As it is, despite repeated requests, we are still missing the rest of the data that Lankford used to run his regressions, and we have been unable to replicate anything close to his estimates even when using his flawed list of public mass shooters. Lankford has also declined to even answer any questions about how that other data set was put together.

Lankford uses neither the FBI nor NYPD definitions that he continually said that he used. We wonder whether the New York Times, Washington Post, and USA Today would have been somewhat reticent to use Lankford’s results if they had known that he had not in fact conformed to those definitions. Now we know that his definition excluded all but a few of the non-U.S. public mass shootings. Further, his dataset contains many errors and he doesn’t use any definition consistently.

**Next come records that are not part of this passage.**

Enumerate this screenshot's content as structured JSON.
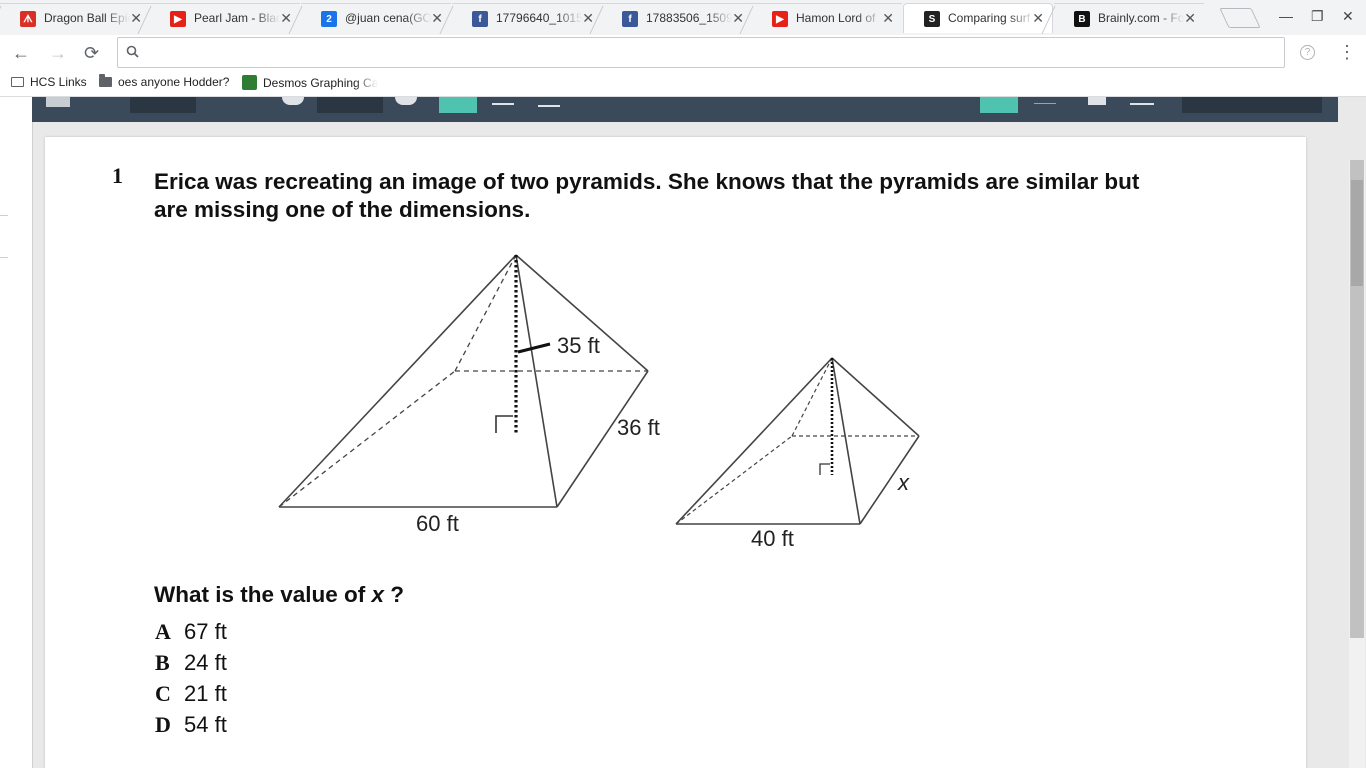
{
  "browser": {
    "tabs": [
      {
        "title": "Dragon Ball Epic",
        "favicon_color": "#d93025",
        "favicon_glyph": "ᗑ"
      },
      {
        "title": "Pearl Jam - Black",
        "favicon_color": "#e62117",
        "favicon_glyph": "▶"
      },
      {
        "title": "@juan cena(GO",
        "favicon_color": "#1a73e8",
        "favicon_glyph": "2"
      },
      {
        "title": "17796640_1015",
        "favicon_color": "#3b5998",
        "favicon_glyph": "f"
      },
      {
        "title": "17883506_1509",
        "favicon_color": "#3b5998",
        "favicon_glyph": "f"
      },
      {
        "title": "Hamon Lord of",
        "favicon_color": "#e62117",
        "favicon_glyph": "▶"
      },
      {
        "title": "Comparing surf",
        "favicon_color": "#222222",
        "favicon_glyph": "S",
        "active": true
      },
      {
        "title": "Brainly.com - Fo",
        "favicon_color": "#111111",
        "favicon_glyph": "B"
      }
    ],
    "tab_close_glyph": "✕",
    "window_controls": {
      "minimize": "—",
      "restore": "❐",
      "close": "✕"
    },
    "nav": {
      "back": "←",
      "forward": "→",
      "reload": "⟳",
      "menu": "⋮",
      "info": "?"
    },
    "omnibox": {
      "value": "",
      "icon": "search-icon"
    },
    "bookmarks": [
      {
        "label": "HCS Links",
        "icon": "apps-folder-icon"
      },
      {
        "label": "oes anyone Hodder?",
        "icon": "folder-icon"
      },
      {
        "label": "Desmos Graphing Ca",
        "icon": "desmos-icon"
      }
    ]
  },
  "question": {
    "number": "1",
    "text": "Erica was recreating an image of two pyramids.  She knows that the pyramids are similar but are missing one of the dimensions.",
    "prompt_prefix": "What is the value of ",
    "prompt_var": "x",
    "prompt_suffix": " ?",
    "choices": [
      {
        "letter": "A",
        "value": "67 ft"
      },
      {
        "letter": "B",
        "value": "24 ft"
      },
      {
        "letter": "C",
        "value": "21 ft"
      },
      {
        "letter": "D",
        "value": "54 ft"
      }
    ]
  },
  "figure": {
    "large": {
      "slant_label": "35 ft",
      "edge_label": "36 ft",
      "base_label": "60 ft"
    },
    "small": {
      "edge_label": "x",
      "base_label": "40 ft"
    }
  }
}
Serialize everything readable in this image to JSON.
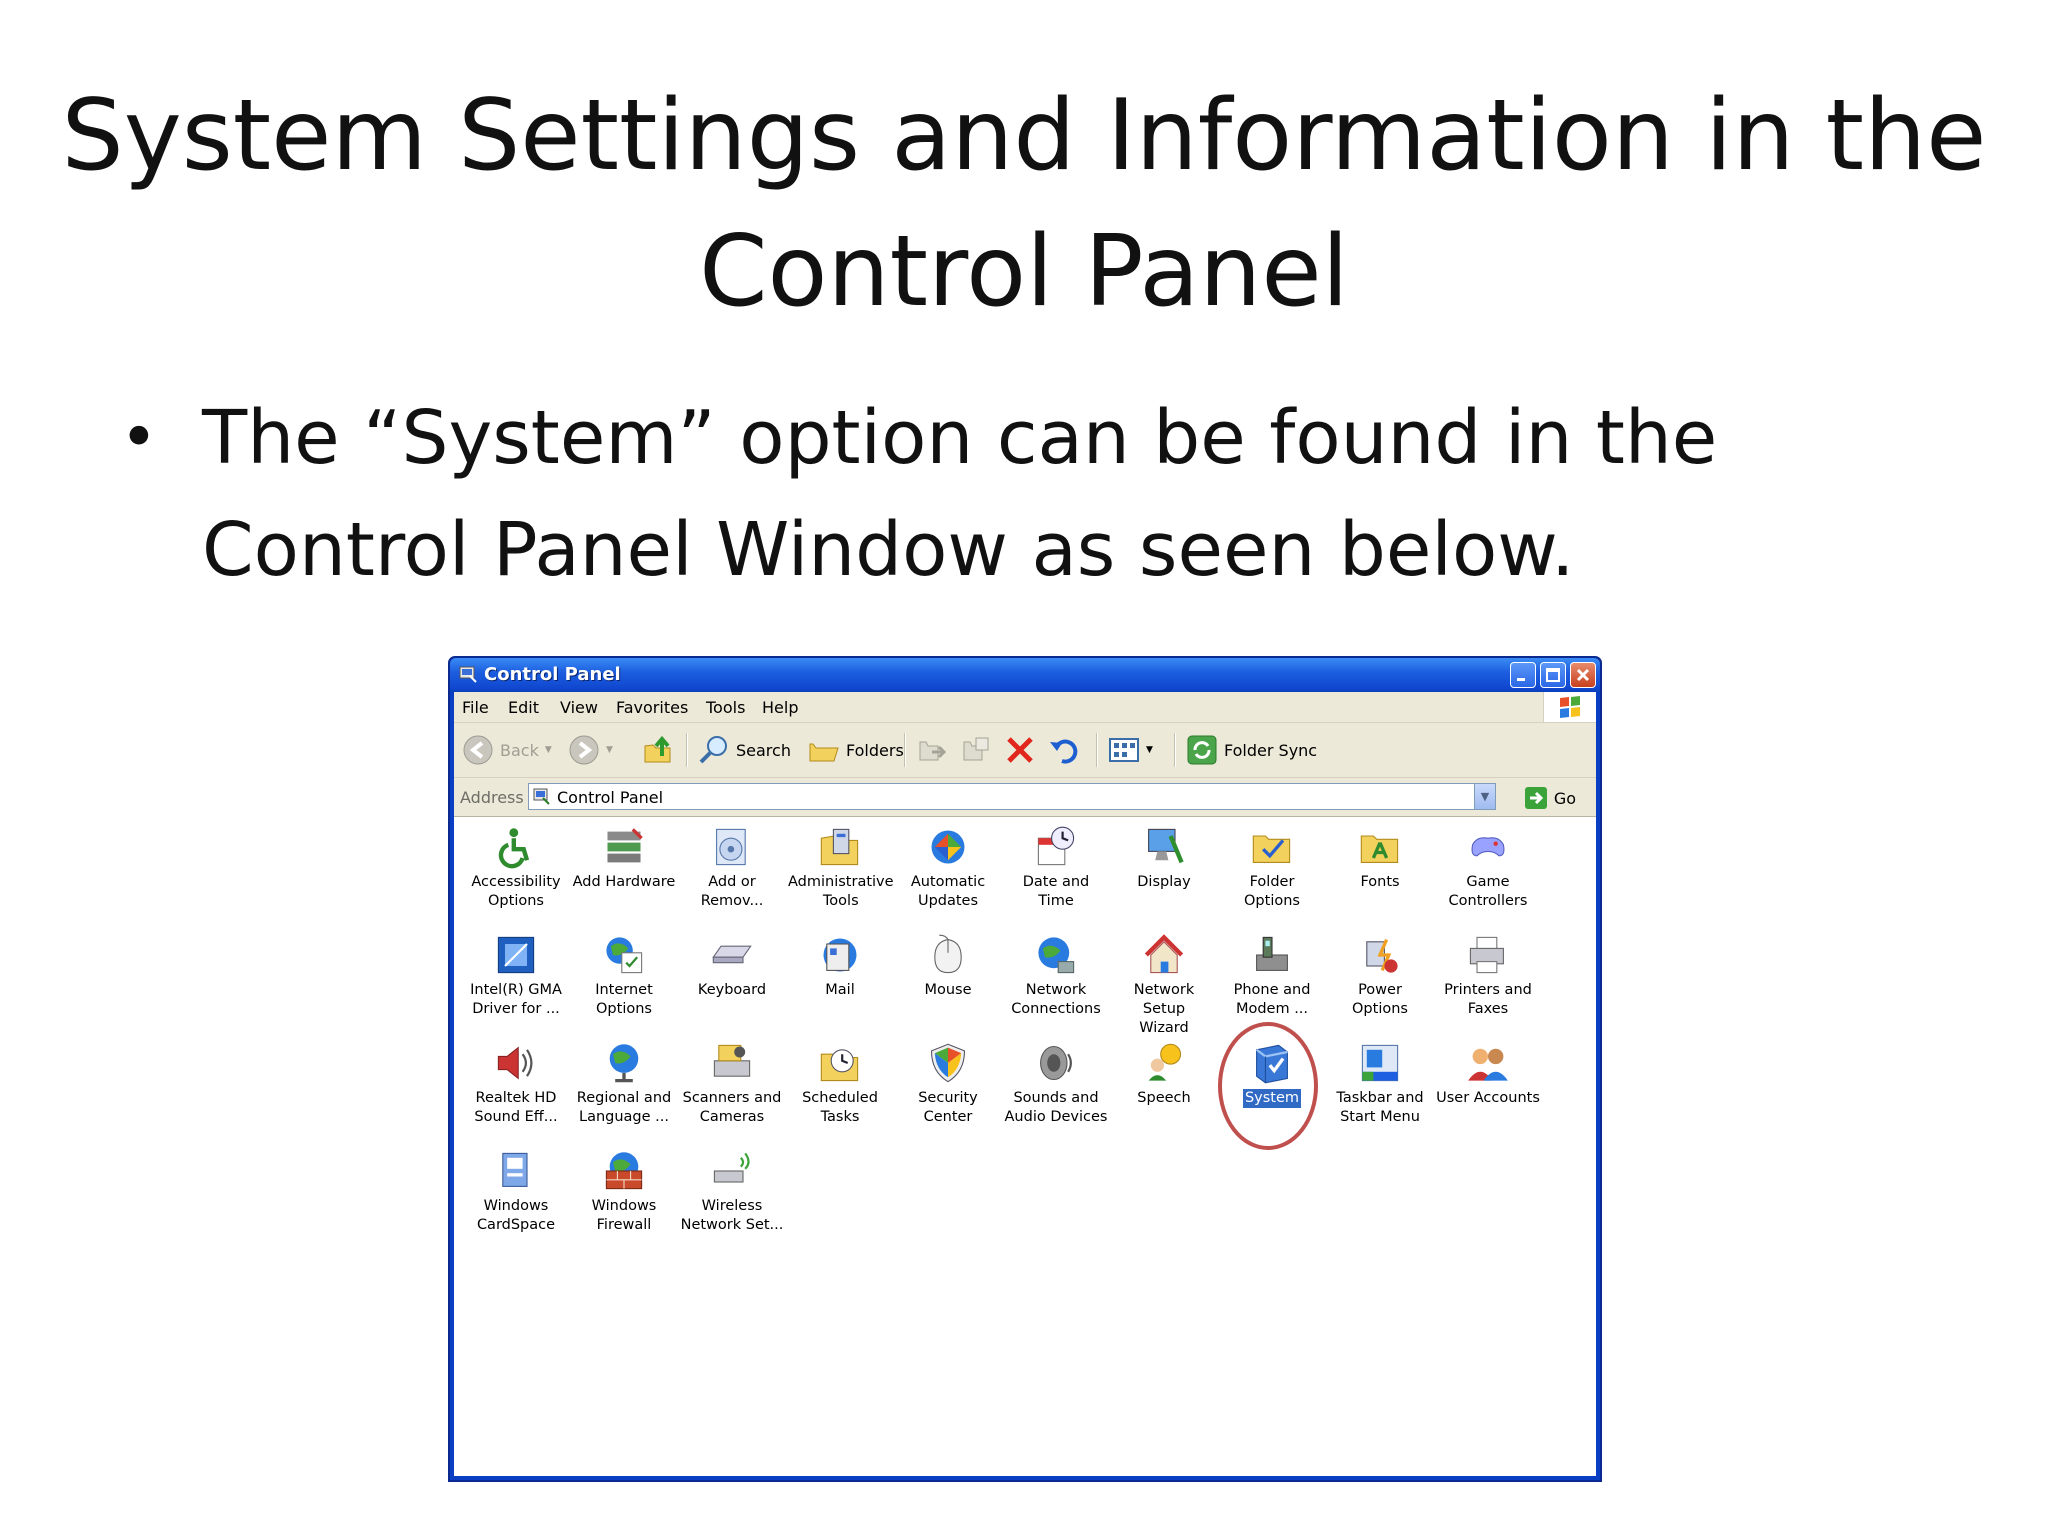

We would have no quarrel with Lankford studying lone-wolf shooters, though he didn’t do that, but if he makes an international comparison concerning the number of ‘shooters’ without the qualification ‘who acted alone,’ then he must take them as they come, often in groups. The United States has less than three percent of the world’s public mass shootings or people killed in those incidents (Lott and Moody 2019, 53, Table 1). Using the NYPD definition, the U.S. has much less than its share of public mass shooters. Allowing other researchers to examine his data would help provide answers to the remaining questions concerning the mysterious Lankford datasets.